First of all, fresh tomatoes are a great source of several vitamins and minerals, including vitamins A, C, and K, as well as potassium. Potassium and vitamin A are of particular importance, as they’re commonly under-consumed by Americans.
Like many fruits and vegetables, tomatoes are mostly water – 95%, to be exact. Rumors of tomatoes being a “high-sugar” plant food are untrue, as an entire large tomato is only 20-25 calories.
Speaking of fruits and vegetables, which is a tomato? The answer is both. Botanically speaking, a tomato is a fruit, as is any edible product of a plant that contains seeds. Of course, from a nutrition perspective we consider a tomato a vegetable due to its lower sugar content.
Perhaps you first think of the tomato’s complementary role in pizza or pasta sauce, but I encourage you to consider giving the tomato a more prominent role on your plate – especially when you have easy access to fresh, flavorful varieties. Compared to most other fruits and vegetables, a tomato’s “umami” flavor stands out – this word is used to describe the savory flavor more often found in meats. For this reason, the flavor of a tomato is a great fit as the centerpiece of a dish.
One easy combination is caprese, an Italian standby that combines tomato with basil, mozzarella cheese, and balsamic vinegar.
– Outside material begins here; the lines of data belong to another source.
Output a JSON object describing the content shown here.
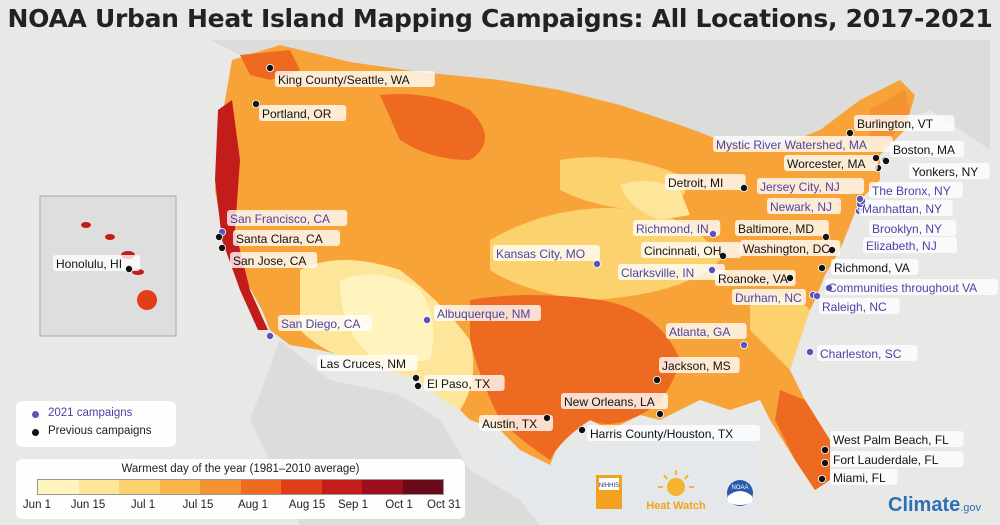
{
  "title": "NOAA Urban Heat Island Mapping Campaigns: All Locations, 2017-2021",
  "legend": {
    "items": [
      {
        "label": "2021 campaigns",
        "color": "#5a53b8"
      },
      {
        "label": "Previous campaigns",
        "color": "#111111"
      }
    ]
  },
  "scale": {
    "title": "Warmest day of the year (1981–2010 average)",
    "colors": [
      "#fff4bd",
      "#fde59a",
      "#fcd26e",
      "#f9b54a",
      "#f59231",
      "#ee6a21",
      "#e03e17",
      "#c21d1a",
      "#9c0d1e",
      "#6a0a1a"
    ],
    "ticks": [
      "Jun 1",
      "Jun 15",
      "Jul 1",
      "Jul 15",
      "Aug 1",
      "Aug 15",
      "Sep 1",
      "Oct 1",
      "Oct 31"
    ]
  },
  "locations": [
    {
      "name": "King County/Seattle, WA",
      "campaign": "previous"
    },
    {
      "name": "Portland, OR",
      "campaign": "previous"
    },
    {
      "name": "San Francisco, CA",
      "campaign": "2021"
    },
    {
      "name": "Santa Clara, CA",
      "campaign": "previous"
    },
    {
      "name": "San Jose, CA",
      "campaign": "previous"
    },
    {
      "name": "San Diego, CA",
      "campaign": "2021"
    },
    {
      "name": "Honolulu, HI",
      "campaign": "previous"
    },
    {
      "name": "Las Cruces, NM",
      "campaign": "previous"
    },
    {
      "name": "El Paso, TX",
      "campaign": "previous"
    },
    {
      "name": "Albuquerque, NM",
      "campaign": "2021"
    },
    {
      "name": "Kansas City, MO",
      "campaign": "2021"
    },
    {
      "name": "Austin, TX",
      "campaign": "previous"
    },
    {
      "name": "New Orleans, LA",
      "campaign": "previous"
    },
    {
      "name": "Harris County/Houston, TX",
      "campaign": "previous"
    },
    {
      "name": "Jackson, MS",
      "campaign": "previous"
    },
    {
      "name": "Atlanta, GA",
      "campaign": "2021"
    },
    {
      "name": "Charleston, SC",
      "campaign": "2021"
    },
    {
      "name": "West Palm Beach, FL",
      "campaign": "previous"
    },
    {
      "name": "Fort Lauderdale, FL",
      "campaign": "previous"
    },
    {
      "name": "Miami, FL",
      "campaign": "previous"
    },
    {
      "name": "Detroit, MI",
      "campaign": "previous"
    },
    {
      "name": "Richmond, IN",
      "campaign": "2021"
    },
    {
      "name": "Cincinnati, OH",
      "campaign": "previous"
    },
    {
      "name": "Clarksville, IN",
      "campaign": "2021"
    },
    {
      "name": "Roanoke, VA",
      "campaign": "previous"
    },
    {
      "name": "Durham, NC",
      "campaign": "2021"
    },
    {
      "name": "Raleigh, NC",
      "campaign": "2021"
    },
    {
      "name": "Communities throughout VA",
      "campaign": "2021"
    },
    {
      "name": "Richmond, VA",
      "campaign": "previous"
    },
    {
      "name": "Washington, DC",
      "campaign": "previous"
    },
    {
      "name": "Baltimore, MD",
      "campaign": "previous"
    },
    {
      "name": "Elizabeth, NJ",
      "campaign": "2021"
    },
    {
      "name": "Brooklyn, NY",
      "campaign": "2021"
    },
    {
      "name": "Manhattan, NY",
      "campaign": "2021"
    },
    {
      "name": "Newark, NJ",
      "campaign": "2021"
    },
    {
      "name": "The Bronx, NY",
      "campaign": "2021"
    },
    {
      "name": "Jersey City, NJ",
      "campaign": "2021"
    },
    {
      "name": "Yonkers, NY",
      "campaign": "previous"
    },
    {
      "name": "Worcester, MA",
      "campaign": "previous"
    },
    {
      "name": "Mystic River Watershed, MA",
      "campaign": "2021"
    },
    {
      "name": "Boston, MA",
      "campaign": "previous"
    },
    {
      "name": "Burlington, VT",
      "campaign": "previous"
    }
  ],
  "logos": {
    "nihhis": "NIHHIS",
    "heatwatch": "Heat Watch",
    "noaa": "NOAA",
    "climate_main": "Climate",
    "climate_suffix": ".gov"
  }
}
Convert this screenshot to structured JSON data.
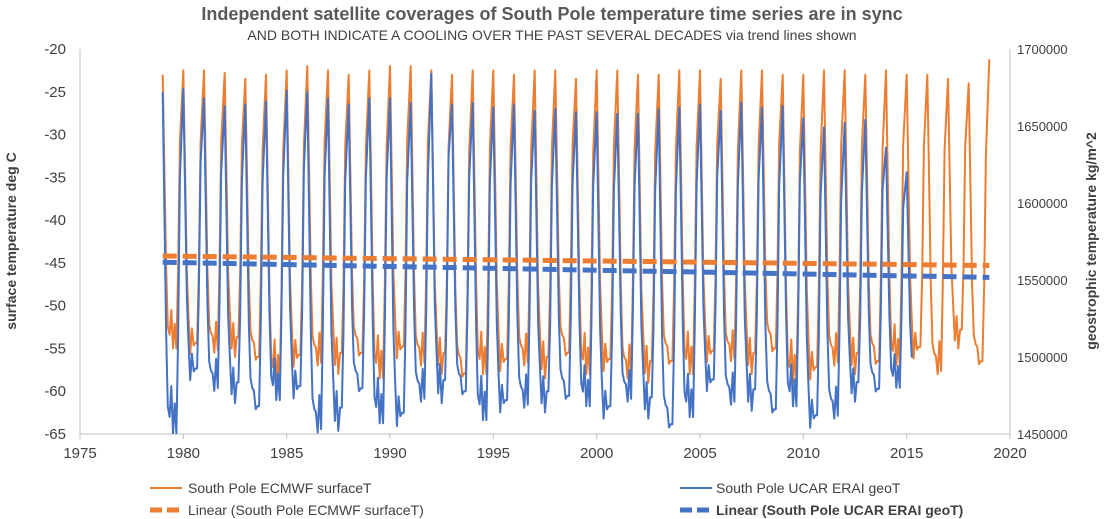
{
  "chart_data": {
    "type": "line",
    "title": "Independent satellite coverages of South Pole temperature time series are in sync",
    "subtitle": "AND BOTH INDICATE A COOLING OVER THE PAST SEVERAL DECADES via trend lines shown",
    "xlabel": "",
    "ylabel_left": "surface temperature deg C",
    "ylabel_right": "geostrophic temperature kg/m^2",
    "xlim": [
      1975,
      2020
    ],
    "ylim_left": [
      -65,
      -20
    ],
    "ylim_right": [
      1450000,
      1700000
    ],
    "x_ticks": [
      "1975",
      "1980",
      "1985",
      "1990",
      "1995",
      "2000",
      "2005",
      "2010",
      "2015",
      "2020"
    ],
    "y_ticks_left": [
      "-20",
      "-25",
      "-30",
      "-35",
      "-40",
      "-45",
      "-50",
      "-55",
      "-60",
      "-65"
    ],
    "y_ticks_right": [
      "1700000",
      "1650000",
      "1600000",
      "1550000",
      "1500000",
      "1450000"
    ],
    "grid": false,
    "legend_position": "bottom",
    "series": [
      {
        "name": "South Pole ECMWF surfaceT",
        "axis": "left",
        "color": "#ED7D31",
        "style": "line",
        "cycle": {
          "start_year": 1979.0,
          "end_year": 2019.0,
          "summer_peak": -23.0,
          "winter_low": -55.5,
          "peaks": [
            -23.0,
            -22.5,
            -22.5,
            -22.8,
            -23.5,
            -23.0,
            -22.5,
            -22.0,
            -22.5,
            -23.0,
            -22.5,
            -22.0,
            -22.0,
            -22.5,
            -23.0,
            -22.5,
            -22.5,
            -23.0,
            -22.5,
            -22.5,
            -23.5,
            -22.5,
            -22.5,
            -23.0,
            -23.0,
            -22.5,
            -22.5,
            -23.5,
            -22.5,
            -22.5,
            -23.0,
            -23.0,
            -22.5,
            -22.5,
            -23.0,
            -22.5,
            -23.0,
            -23.0,
            -23.5,
            -24.0,
            -21.2
          ],
          "lows": [
            -55.0,
            -56.0,
            -55.5,
            -56.0,
            -57.0,
            -59.0,
            -57.5,
            -57.0,
            -58.0,
            -56.5,
            -58.5,
            -56.5,
            -57.0,
            -58.0,
            -59.0,
            -58.0,
            -58.0,
            -57.0,
            -58.5,
            -56.5,
            -58.0,
            -58.0,
            -58.5,
            -59.0,
            -57.5,
            -58.0,
            -57.0,
            -56.5,
            -58.0,
            -56.0,
            -59.0,
            -59.0,
            -57.0,
            -58.0,
            -57.5,
            -57.0,
            -56.5,
            -58.0,
            -55.0,
            -57.5
          ]
        }
      },
      {
        "name": "South Pole UCAR ERAI geoT",
        "axis": "right",
        "color": "#4472C4",
        "style": "line",
        "cycle": {
          "start_year": 1979.0,
          "end_year": 2015.3,
          "summer_peak": 1672000,
          "winter_low": 1485000,
          "peaks": [
            1672000,
            1674000,
            1668000,
            1663000,
            1664000,
            1666000,
            1673000,
            1672000,
            1668000,
            1664000,
            1668000,
            1668000,
            1665000,
            1684000,
            1664000,
            1665000,
            1662000,
            1664000,
            1660000,
            1661000,
            1659000,
            1659000,
            1658000,
            1658000,
            1661000,
            1662000,
            1664000,
            1660000,
            1665000,
            1662000,
            1663000,
            1655000,
            1649000,
            1652000,
            1654000,
            1636000,
            1620000
          ],
          "lows": [
            1450000,
            1483000,
            1478000,
            1470000,
            1462000,
            1472000,
            1471000,
            1451000,
            1452000,
            1474000,
            1457000,
            1453000,
            1471000,
            1470000,
            1472000,
            1459000,
            1462000,
            1467000,
            1464000,
            1469000,
            1468000,
            1458000,
            1471000,
            1460000,
            1450000,
            1461000,
            1476000,
            1469000,
            1465000,
            1460000,
            1468000,
            1452000,
            1460000,
            1471000,
            1474000,
            1480000
          ]
        }
      },
      {
        "name": "Linear (South Pole ECMWF surfaceT)",
        "axis": "left",
        "color": "#ED7D31",
        "style": "dashed",
        "x": [
          1979.0,
          2019.0
        ],
        "y": [
          -44.2,
          -45.3
        ]
      },
      {
        "name": "Linear (South Pole UCAR ERAI geoT)",
        "axis": "right",
        "color": "#4472C4",
        "style": "dashed",
        "x": [
          1979.0,
          2019.0
        ],
        "y": [
          1561500,
          1551700
        ]
      }
    ]
  }
}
Whether in a wrap, salad, or otherwise prepared, this combo – which features the colors of the Italian flag – is delicious.
Another option is shakshuka. A dish of Middle Eastern and Mediterranean origin, shakshuka combines tomato with onions, peppers, and other vegetables in a stew. Most commonly, eggs are then poached on top of the dish to complete the meal. Some preparations vary the ingredients, as in Tunisia where the dish combines artichoke, potatoes, and broad beans. Here’s a dietitian-tested version of shakshuka that’s a delicious (and Instagram-friendly) way to use those extra tomatoes from your garden:
50-60 minutes prep and cook
2 Tablespoons olive oil
3 medium onions, chopped
6 fresh tomatoes
2 red peppers (sweet), chopped
1-2 hot peppers, finely chopped (optional)
1 cup zucchini, cut into small cubes
1 Tablespoon sweet paprika
1 Tablespoon ground cumin
1 Tablespoon garlic powder
1 Tablespoon chili powder
Sauté the onion in oil in large cast iron pan or griddle with raised edges. Slice tomatoes (4-6 slices per tomato) and add to pan. Cook on low-medium heat for 15 minutes, with pan partially covered.
Add peppers, zucchini, and spices. Cook for 12-15 additional minutes on low heat with the lid halfway on pan, stirring frequently. Zucchini and peppers should be soft when cooked.
Crack each egg on top of the hot tomato mixture in a separate place. Cover and continue cooking on low heat until the eggs are cooked to the desired firmness, 5-7 minutes.